The benchmark May 2006 contract 0 JRU: in TOCOM rose to as high as 215.4 yen ($1.78) per kg, its highest since June 1988, when the most active contract hit a high of $228.2 yen per kg.
Oil helped the market resist pressure from a firm yen that normally induces profit-taking. US crude CLc1 rose 19 cents to $59.40 a barrel, having lost 73 cents to settle at $59.21 Wednesday on news of surprisingly robust US crude and fuel inventories.
Dealers said China, the world's largest consumer, showed buying interest this week ahead of the year-end, but details were sketchy. Singapore dealers, who normally sell rubber to China, have been buying rubber from Indonesia in the last three days.

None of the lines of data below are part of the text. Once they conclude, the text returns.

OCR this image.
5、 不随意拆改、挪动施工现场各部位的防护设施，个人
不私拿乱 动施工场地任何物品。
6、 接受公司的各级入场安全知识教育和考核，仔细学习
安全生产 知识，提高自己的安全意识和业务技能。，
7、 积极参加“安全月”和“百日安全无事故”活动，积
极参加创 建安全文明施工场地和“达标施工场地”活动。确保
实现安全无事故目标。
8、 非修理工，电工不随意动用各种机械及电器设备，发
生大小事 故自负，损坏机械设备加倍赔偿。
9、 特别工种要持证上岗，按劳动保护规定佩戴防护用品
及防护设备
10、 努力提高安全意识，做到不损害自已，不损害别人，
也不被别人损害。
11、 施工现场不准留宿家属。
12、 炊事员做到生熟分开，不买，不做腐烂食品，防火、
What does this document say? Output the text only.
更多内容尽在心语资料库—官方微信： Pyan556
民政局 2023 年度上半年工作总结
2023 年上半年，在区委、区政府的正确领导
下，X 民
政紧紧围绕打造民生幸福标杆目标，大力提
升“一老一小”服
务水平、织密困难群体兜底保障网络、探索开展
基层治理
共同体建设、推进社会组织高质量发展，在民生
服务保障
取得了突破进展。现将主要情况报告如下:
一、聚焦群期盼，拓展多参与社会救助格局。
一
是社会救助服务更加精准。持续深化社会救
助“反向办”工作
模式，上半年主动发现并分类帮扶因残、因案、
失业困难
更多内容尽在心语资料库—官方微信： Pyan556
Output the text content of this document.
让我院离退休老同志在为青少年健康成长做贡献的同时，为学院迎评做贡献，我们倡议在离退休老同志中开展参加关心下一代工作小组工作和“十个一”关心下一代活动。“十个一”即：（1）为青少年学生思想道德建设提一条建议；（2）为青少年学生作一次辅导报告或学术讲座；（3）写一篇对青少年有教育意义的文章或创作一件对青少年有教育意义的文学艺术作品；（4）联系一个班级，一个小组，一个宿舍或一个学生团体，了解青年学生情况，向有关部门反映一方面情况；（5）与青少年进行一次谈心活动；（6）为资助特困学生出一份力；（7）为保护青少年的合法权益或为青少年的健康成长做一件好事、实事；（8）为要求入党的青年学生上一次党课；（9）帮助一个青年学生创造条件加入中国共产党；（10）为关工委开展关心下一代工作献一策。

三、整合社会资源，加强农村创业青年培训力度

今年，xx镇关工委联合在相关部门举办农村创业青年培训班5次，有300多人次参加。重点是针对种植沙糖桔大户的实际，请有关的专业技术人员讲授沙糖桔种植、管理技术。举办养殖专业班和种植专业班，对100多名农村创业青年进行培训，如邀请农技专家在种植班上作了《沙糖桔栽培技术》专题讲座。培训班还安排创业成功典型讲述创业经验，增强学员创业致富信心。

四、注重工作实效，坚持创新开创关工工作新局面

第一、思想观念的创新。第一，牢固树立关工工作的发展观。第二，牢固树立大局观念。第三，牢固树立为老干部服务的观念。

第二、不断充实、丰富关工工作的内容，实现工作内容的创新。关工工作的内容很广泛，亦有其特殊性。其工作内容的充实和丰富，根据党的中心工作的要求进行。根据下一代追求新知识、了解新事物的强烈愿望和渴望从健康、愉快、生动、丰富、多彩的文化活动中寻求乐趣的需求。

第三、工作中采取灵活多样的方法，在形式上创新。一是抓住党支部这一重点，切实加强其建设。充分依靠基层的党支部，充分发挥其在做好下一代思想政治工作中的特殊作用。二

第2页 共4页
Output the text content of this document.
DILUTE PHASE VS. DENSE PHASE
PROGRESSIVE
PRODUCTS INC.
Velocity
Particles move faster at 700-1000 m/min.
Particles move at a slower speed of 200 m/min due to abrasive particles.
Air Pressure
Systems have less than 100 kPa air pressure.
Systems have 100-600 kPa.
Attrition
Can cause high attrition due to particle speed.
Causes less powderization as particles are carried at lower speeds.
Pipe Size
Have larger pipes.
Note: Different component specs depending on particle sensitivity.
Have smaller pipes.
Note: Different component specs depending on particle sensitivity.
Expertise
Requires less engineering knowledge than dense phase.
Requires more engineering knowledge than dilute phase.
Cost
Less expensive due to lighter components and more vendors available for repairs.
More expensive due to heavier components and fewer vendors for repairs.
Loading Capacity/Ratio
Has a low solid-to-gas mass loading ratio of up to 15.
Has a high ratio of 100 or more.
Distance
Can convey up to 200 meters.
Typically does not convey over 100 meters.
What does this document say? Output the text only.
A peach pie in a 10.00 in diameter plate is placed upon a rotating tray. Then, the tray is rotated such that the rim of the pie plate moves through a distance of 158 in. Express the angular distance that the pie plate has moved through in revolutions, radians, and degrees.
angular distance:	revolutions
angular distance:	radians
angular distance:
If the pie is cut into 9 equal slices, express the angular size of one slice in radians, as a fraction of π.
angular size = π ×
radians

Indonesia's tyre-grade SIR20 for February shipments was traded late Wednesday at 74.25 US cents per pound ($1.63 a kg) free on board Palembang and Belawan ports in Sumatra.
Dealers said declines in rubber stocks in Japan supported Tokyo futures while a firm oil price may encourage more tyre makers to shift to natural rubber from synthetic rubber, which is a petroleum product.
Crude rubber stocks held at private Japanese warehouses fell to 8,640 tonnes as of November 30, down about 6.0 per cent from November 20 when the previous data was taken, the Rubber Trade Association of Japan said Wednesday.
Domestic crude rubber stocks have been in a slump since May as domestic end-users have turned to these inventories after delays in supplies from Thailand, the world's largest rubber producer and exporter.
Thailand has been hit this year by drought and violence in key rubber producing areas.